Input / Output spec. First line n; then n lines a m; print the reconstructed integer (may be very large).
Constraints. 1 ≤ n ≤ 100, mᵢ up to 10⁹, pairwise coprime.
Hint. cₖ = (aₖ − Horner-prefix) · (m₁…m_{k−1})⁻¹ (mod mₖ); assemble x = c₁ + c₂m₁ + … in big-integer arithmetic. Cross-check against crt_general for small cases.
Starter — Python.
def extgcd(a, b):
if b == 0:
return a, 1, 0
g, x, y = extgcd(b, a % b)
return g, y, x - (a // b) * y
def garner(res, mod):
# TODO: compute mixed-radix digits, assemble with big ints
return 0
if __name__ == "__main__":
n = int(input())
res, mod = [], []
for _ in range(n):
a, m = map(int, input().split())
res.append(a); mod.append(m)
print(garner(res, mod))
(Provide Go using math/big and Java using BigInteger.)
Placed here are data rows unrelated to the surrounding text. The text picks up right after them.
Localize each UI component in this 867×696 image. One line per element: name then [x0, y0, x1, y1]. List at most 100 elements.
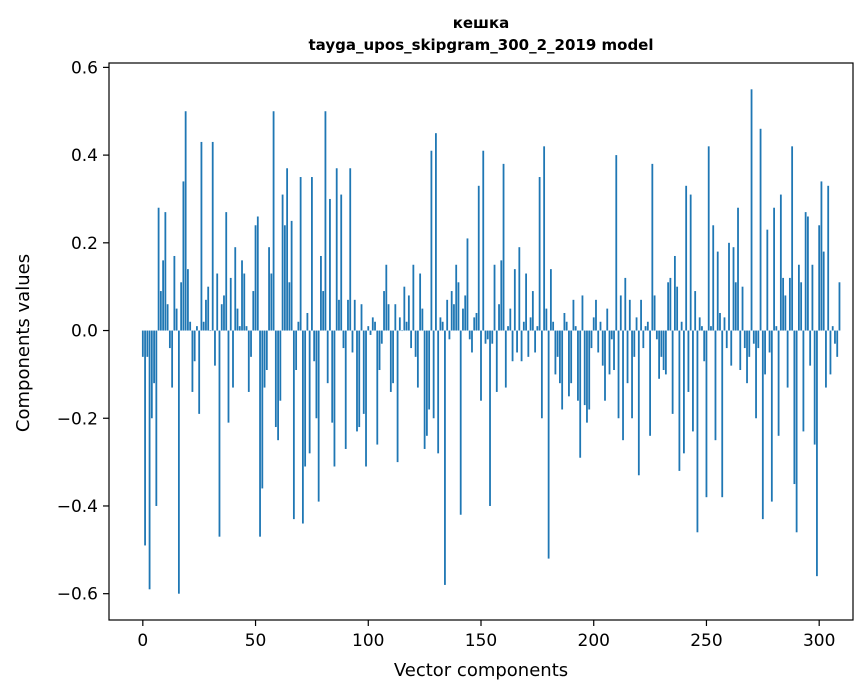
bar-192 [574, 326, 577, 331]
bar-87 [338, 299, 340, 331]
bar-229 [658, 330, 661, 379]
bar-6 [155, 330, 158, 506]
bar-141 [459, 330, 462, 515]
bar-278 [768, 330, 771, 353]
bar-205 [604, 330, 606, 401]
bar-30 [209, 330, 212, 332]
bar-13 [171, 330, 174, 388]
bar-190 [570, 330, 573, 384]
bar-150 [480, 330, 482, 401]
bar-98 [362, 330, 365, 414]
bar-167 [518, 247, 521, 331]
bar-225 [649, 330, 651, 436]
bar-79 [320, 255, 322, 331]
bar-47 [247, 330, 250, 392]
bar-235 [671, 330, 674, 414]
bar-204 [601, 330, 604, 366]
bar-194 [579, 330, 582, 458]
bar-226 [651, 163, 654, 331]
bar-221 [640, 299, 642, 331]
bar-174 [534, 330, 537, 353]
x-tick-label: 200 [578, 631, 610, 651]
bar-41 [234, 247, 237, 331]
bar-35 [220, 304, 223, 331]
bar-8 [159, 291, 162, 331]
bar-85 [333, 330, 336, 467]
bar-23 [193, 330, 196, 362]
bar-38 [227, 330, 230, 423]
bar-130 [435, 133, 437, 331]
bar-147 [473, 317, 476, 331]
bar-26 [200, 141, 203, 331]
bar-54 [263, 330, 266, 388]
bar-181 [549, 269, 552, 331]
bar-216 [628, 299, 631, 331]
bar-302 [822, 251, 825, 331]
bar-203 [599, 321, 602, 331]
bar-210 [615, 155, 618, 331]
x-tick-label: 50 [245, 631, 267, 651]
bar-308 [836, 330, 839, 357]
bar-103 [374, 321, 376, 331]
bar-101 [369, 330, 372, 335]
bar-28 [205, 299, 207, 331]
bar-288 [791, 146, 794, 331]
bar-284 [782, 277, 785, 331]
bar-14 [173, 255, 176, 331]
bar-168 [520, 330, 523, 362]
bar-104 [376, 330, 379, 445]
bar-108 [385, 264, 388, 331]
bar-2 [146, 330, 149, 357]
bar-4 [150, 330, 153, 419]
bar-293 [802, 330, 805, 432]
bar-123 [419, 273, 422, 331]
bar-139 [455, 264, 458, 331]
bar-75 [311, 177, 313, 331]
bar-176 [538, 177, 541, 331]
y-tick-label: −0.2 [57, 409, 98, 429]
bar-110 [389, 330, 392, 392]
bar-96 [358, 330, 361, 428]
bar-183 [554, 330, 557, 375]
bar-163 [509, 308, 512, 331]
bar-154 [489, 330, 491, 506]
bar-191 [572, 299, 575, 331]
bar-156 [493, 264, 496, 331]
bar-145 [468, 330, 471, 340]
bar-10 [164, 212, 167, 331]
bar-251 [707, 146, 710, 331]
bar-27 [202, 321, 205, 331]
bar-219 [635, 317, 638, 331]
bar-83 [329, 198, 331, 331]
x-axis-ticks: 0 50 100 150 200 250 300 [137, 620, 835, 651]
bar-273 [757, 330, 760, 349]
bar-157 [495, 330, 498, 392]
bar-258 [723, 317, 726, 331]
plot-frame [108, 62, 854, 621]
bar-217 [631, 330, 633, 419]
bar-63 [283, 225, 286, 331]
bar-275 [761, 330, 764, 520]
bar-29 [207, 286, 210, 331]
bar-247 [698, 317, 701, 331]
bar-106 [380, 330, 383, 344]
bar-224 [646, 321, 649, 331]
bar-128 [430, 150, 433, 331]
bar-182 [552, 321, 555, 331]
bar-244 [692, 330, 694, 432]
bar-34 [218, 330, 221, 537]
bar-232 [664, 330, 667, 375]
bar-270 [750, 89, 753, 331]
bar-292 [800, 282, 803, 331]
bar-206 [606, 308, 609, 331]
bar-16 [177, 330, 180, 594]
bar-19 [184, 111, 187, 331]
bar-78 [317, 330, 320, 502]
bar-286 [786, 330, 789, 388]
bar-22 [191, 330, 194, 392]
bar-15 [175, 308, 178, 331]
bar-234 [669, 277, 672, 331]
bar-231 [662, 330, 665, 371]
bar-281 [775, 326, 778, 331]
bar-92 [349, 168, 352, 331]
Task 11 — Multi-mod product mod a target¶
Problem. Compute (A · B) mod M for huge A, B (given mod three coprime primes p₁, p₂, p₃) by multiplying componentwise mod each prime and CRT-reconstructing, then reducing mod a target M. Demonstrate it matches a big-integer reference.
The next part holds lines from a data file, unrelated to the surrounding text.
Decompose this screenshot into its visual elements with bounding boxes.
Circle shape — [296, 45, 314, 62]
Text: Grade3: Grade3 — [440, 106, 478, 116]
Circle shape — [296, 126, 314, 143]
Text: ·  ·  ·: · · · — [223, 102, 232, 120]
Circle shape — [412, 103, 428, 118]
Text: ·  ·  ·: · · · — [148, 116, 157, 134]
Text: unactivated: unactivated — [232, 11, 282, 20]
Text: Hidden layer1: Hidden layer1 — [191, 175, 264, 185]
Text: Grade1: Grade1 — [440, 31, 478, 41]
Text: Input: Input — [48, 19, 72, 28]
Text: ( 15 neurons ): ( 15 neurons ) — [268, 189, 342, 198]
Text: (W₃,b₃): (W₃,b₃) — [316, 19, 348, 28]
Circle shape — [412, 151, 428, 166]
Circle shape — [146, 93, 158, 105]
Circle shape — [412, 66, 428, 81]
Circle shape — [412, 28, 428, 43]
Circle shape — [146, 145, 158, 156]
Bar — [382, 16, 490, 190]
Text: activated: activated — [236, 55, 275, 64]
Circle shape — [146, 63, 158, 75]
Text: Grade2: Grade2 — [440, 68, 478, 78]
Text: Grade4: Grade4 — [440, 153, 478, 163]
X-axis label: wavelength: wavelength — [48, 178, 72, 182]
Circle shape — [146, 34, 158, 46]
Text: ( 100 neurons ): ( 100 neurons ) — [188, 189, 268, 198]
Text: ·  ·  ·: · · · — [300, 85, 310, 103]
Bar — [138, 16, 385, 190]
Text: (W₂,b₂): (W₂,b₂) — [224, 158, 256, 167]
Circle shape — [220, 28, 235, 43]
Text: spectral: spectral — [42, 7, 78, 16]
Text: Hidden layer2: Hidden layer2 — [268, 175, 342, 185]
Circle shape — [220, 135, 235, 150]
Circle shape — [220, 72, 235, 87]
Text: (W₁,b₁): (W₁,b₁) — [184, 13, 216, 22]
Input / Output spec. Read M, then three lines aᵢ bᵢ pᵢ (aᵢ = A mod pᵢ, bᵢ = B mod pᵢ). Compute cᵢ = aᵢ·bᵢ mod pᵢ, reconstruct C mod p₁p₂p₃, print C mod M.
Constraints. Primes near 10⁹, M ≤ 10¹⁸. Assume the true product C < p₁p₂p₃.
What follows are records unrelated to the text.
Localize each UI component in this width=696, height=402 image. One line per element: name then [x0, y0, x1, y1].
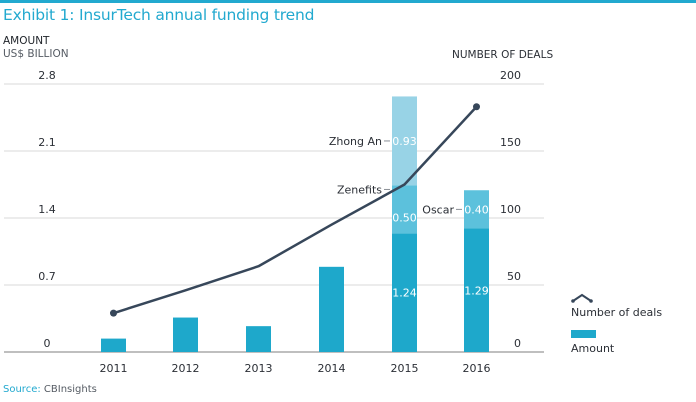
- bar-2011: [101, 338, 126, 352]
- chart-title: Exhibit 1: InsurTech annual funding tren…: [3, 6, 315, 24]
- left-axis-title-line1: AMOUNT: [3, 35, 50, 47]
- bar-segment-zenefits: [392, 185, 417, 234]
- source-value: CBInsights: [43, 384, 97, 395]
- annotation-zenefits: Zenefits: [337, 183, 382, 196]
- segment-value-label: 0.93: [392, 135, 417, 148]
- left-axis-title-line2: US$ BILLION: [3, 48, 69, 60]
- bar-segment-oscar: [464, 190, 489, 229]
- left-axis-title: AMOUNT US$ BILLION: [3, 35, 69, 61]
- legend-label-deals: Number of deals: [571, 306, 662, 319]
- bar-value-label: 1.29: [464, 284, 489, 297]
- left-tick-label: 0: [44, 337, 51, 350]
- bar-2015: [392, 233, 417, 352]
- x-tick-label: 2012: [172, 362, 200, 375]
- top-rule: [0, 0, 696, 3]
- left-tick-label: 2.8: [38, 69, 56, 82]
- x-tick-label: 2015: [391, 362, 419, 375]
- x-tick-label: 2016: [463, 362, 491, 375]
- bar-2016: [464, 228, 489, 352]
- deals-line: [113, 105, 478, 315]
- x-tick-label: 2011: [100, 362, 128, 375]
- right-tick-label: 150: [500, 136, 521, 149]
- bar-value-label: 1.24: [392, 287, 417, 300]
- annotation-zhong-an: Zhong An: [329, 135, 382, 148]
- annotation-oscar: Oscar: [422, 203, 454, 216]
- deals-marker-2016: [473, 103, 480, 111]
- source-note: Source: CBInsights: [3, 384, 97, 395]
- left-tick-label: 0.7: [38, 270, 56, 283]
- right-tick-label: 0: [514, 337, 521, 350]
- right-tick-label: 100: [500, 203, 521, 216]
- bar-2013: [246, 326, 271, 352]
- x-tick-label: 2013: [245, 362, 273, 375]
- legend-line-icon: [572, 293, 592, 302]
- bar-2014: [319, 266, 344, 352]
- legend-line-icon-dot: [589, 299, 593, 303]
- source-label: Source:: [3, 384, 41, 395]
- segment-value-label: 0.50: [392, 211, 417, 224]
- legend-line-icon-dot: [571, 299, 575, 303]
- deals-marker-2011: [110, 309, 117, 317]
- left-tick-label: 2.1: [38, 136, 56, 149]
- segment-value-label: 0.40: [464, 203, 489, 216]
- right-tick-label: 200: [500, 69, 521, 82]
- bar-segment-zhong-an: [392, 96, 417, 186]
- legend-amount-swatch: [571, 330, 596, 338]
- legend-label-amount: Amount: [571, 342, 615, 355]
- bar-2012: [173, 317, 198, 352]
- right-axis-title: NUMBER OF DEALS: [452, 49, 554, 61]
- left-tick-label: 1.4: [38, 203, 56, 216]
- right-tick-label: 50: [507, 270, 521, 283]
- x-tick-label: 2014: [318, 362, 346, 375]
Hint. Per-prime multiply, then a coprime CRT fold; reduce the reconstructed value mod M last. Garner keeps intermediates small.
Starter — Python.
def extgcd(a, b):
if b == 0:
return a, 1, 0
g, x, y = extgcd(b, a % b)
return g, y, x - (a // b) * y
def solve(M, triples):
# triples: list of (a_i, b_i, p_i)
res = [(a * b) % p for a, b, p in triples]
mod = [p for _, _, p in triples]
# TODO: coprime CRT fold over (res, mod), then reduce mod M
return 0
if __name__ == "__main__":
M = int(input())
triples = [tuple(map(int, input().split())) for _ in range(3)]
print(solve(M, triples))
(Provide Go and Java equivalents; both can rely on the per-prime products fitting in 64 bits with mulmod.)
Evaluation Criteria¶
- Correctness: every solution must satisfy all input congruences and lie in
[0, lcm)(or[0, M)); inconsistent systems must be reported, never "solved". - Overflow safety: advanced tasks must not overflow 64-bit integers — use
mulmod/ big integers where the spec demands. - Consistency handling: generalized tasks must detect and report
IMPOSSIBLE/NEVERcorrectly. - Oracle agreement: validate against the Task 4 brute-force scan on small inputs.
- Three languages: Go, Java, and Python solutions must all pass the same tests.